Professor: Yes, money is a factor but you might be surprised to learn that it comes out last on the list of these tools that we are talking about.
Interviewer: So, what comes before money? What sort of things are more important for workers?
Professor: Well, all of the things that I have already mentioned, and then job enrichment and good communication between the workers and the bosses.
Interviewer: And have you got any examples of real life situations to back up your claims?
Professor: One good example is the firm Western Electric. When managers started taking an interest in their workers, there was a huge increase in production. They started to talk to the workers and encouraged them to get involved in decision-making. Workers began to feel that their contributions were important. And it paid off.
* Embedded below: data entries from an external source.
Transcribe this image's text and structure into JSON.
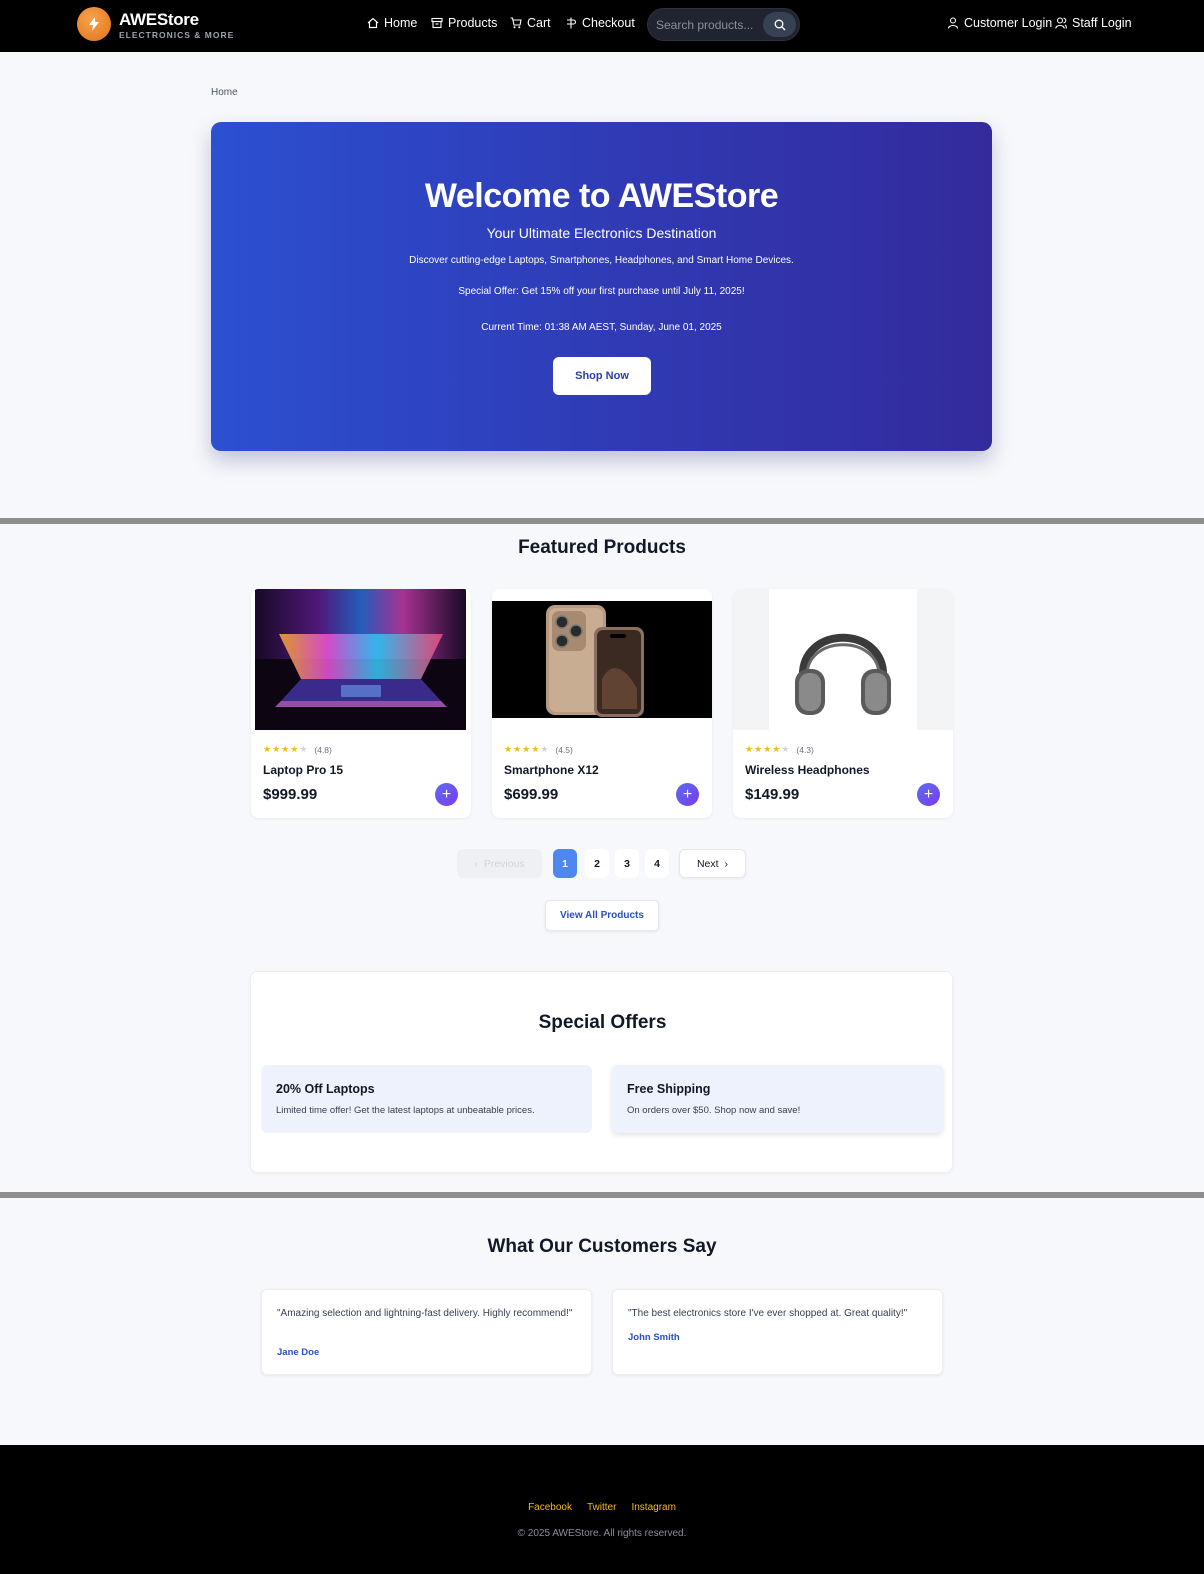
{
  "header": {
    "brand_name": "AWEStore",
    "brand_tagline": "ELECTRONICS & MORE",
    "nav": [
      {
        "label": "Home",
        "icon": "home-icon"
      },
      {
        "label": "Products",
        "icon": "box-icon"
      },
      {
        "label": "Cart",
        "icon": "cart-icon"
      },
      {
        "label": "Checkout",
        "icon": "checkout-icon"
      }
    ],
    "search_placeholder": "Search products...",
    "customer_login": "Customer Login",
    "staff_login": "Staff Login"
  },
  "breadcrumb": "Home",
  "hero": {
    "title": "Welcome to AWEStore",
    "subtitle": "Your Ultimate Electronics Destination",
    "description": "Discover cutting-edge Laptops, Smartphones, Headphones, and Smart Home Devices.",
    "offer": "Special Offer: Get 15% off your first purchase until July 11, 2025!",
    "current_time": "Current Time: 01:38 AM AEST, Sunday, June 01, 2025",
    "cta": "Shop Now"
  },
  "featured": {
    "title": "Featured Products",
    "products": [
      {
        "name": "Laptop Pro 15",
        "price": "$999.99",
        "rating": "(4.8)",
        "stars": 4
      },
      {
        "name": "Smartphone X12",
        "price": "$699.99",
        "rating": "(4.5)",
        "stars": 4
      },
      {
        "name": "Wireless Headphones",
        "price": "$149.99",
        "rating": "(4.3)",
        "stars": 4
      }
    ],
    "pagination": {
      "previous": "Previous",
      "pages": [
        "1",
        "2",
        "3",
        "4"
      ],
      "current": "1",
      "next": "Next"
    },
    "view_all": "View All Products"
  },
  "offers": {
    "title": "Special Offers",
    "items": [
      {
        "title": "20% Off Laptops",
        "description": "Limited time offer! Get the latest laptops at unbeatable prices."
      },
      {
        "title": "Free Shipping",
        "description": "On orders over $50. Shop now and save!"
      }
    ]
  },
  "testimonials": {
    "title": "What Our Customers Say",
    "items": [
      {
        "quote": "\"Amazing selection and lightning-fast delivery. Highly recommend!\"",
        "author": "Jane Doe"
      },
      {
        "quote": "\"The best electronics store I've ever shopped at. Great quality!\"",
        "author": "John Smith"
      }
    ]
  },
  "footer": {
    "links": [
      "Facebook",
      "Twitter",
      "Instagram"
    ],
    "copyright": "© 2025 AWEStore. All rights reserved."
  },
  "colors": {
    "accent": "#2b4fc7",
    "star": "#f5b819",
    "pagination_active": "#4f86f0",
    "footer_link": "#f5b819"
  }
}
Interviewer: Productivity increased?
Professor: Yes, hugely. The Swedish company Kochums is another example. The company was on the verge of collapse when managers decided to try a change in motivation practice.
Interviewer: What did they do?
Professor: Well, basically it was a change in attitude towards their workers. Managers decided to stop giving orders and to try persuading them instead.
Interviewer: And it worked?
Professor: Absolutely. In just ten years they managed to turn a 15 million dollar loss into a 100 million dollar profit.
Interviewer: So, let’s get this straight. Are you saying that workers are not interested in earning more money?
Professor: I’m saying they’re not just interested in money. It is important of course. We need to enjoy a certain standard of living. But, as I mentioned before, there are other things that are just as important: praise, approval, recognition, trust and expectation, job enrichment and good communication.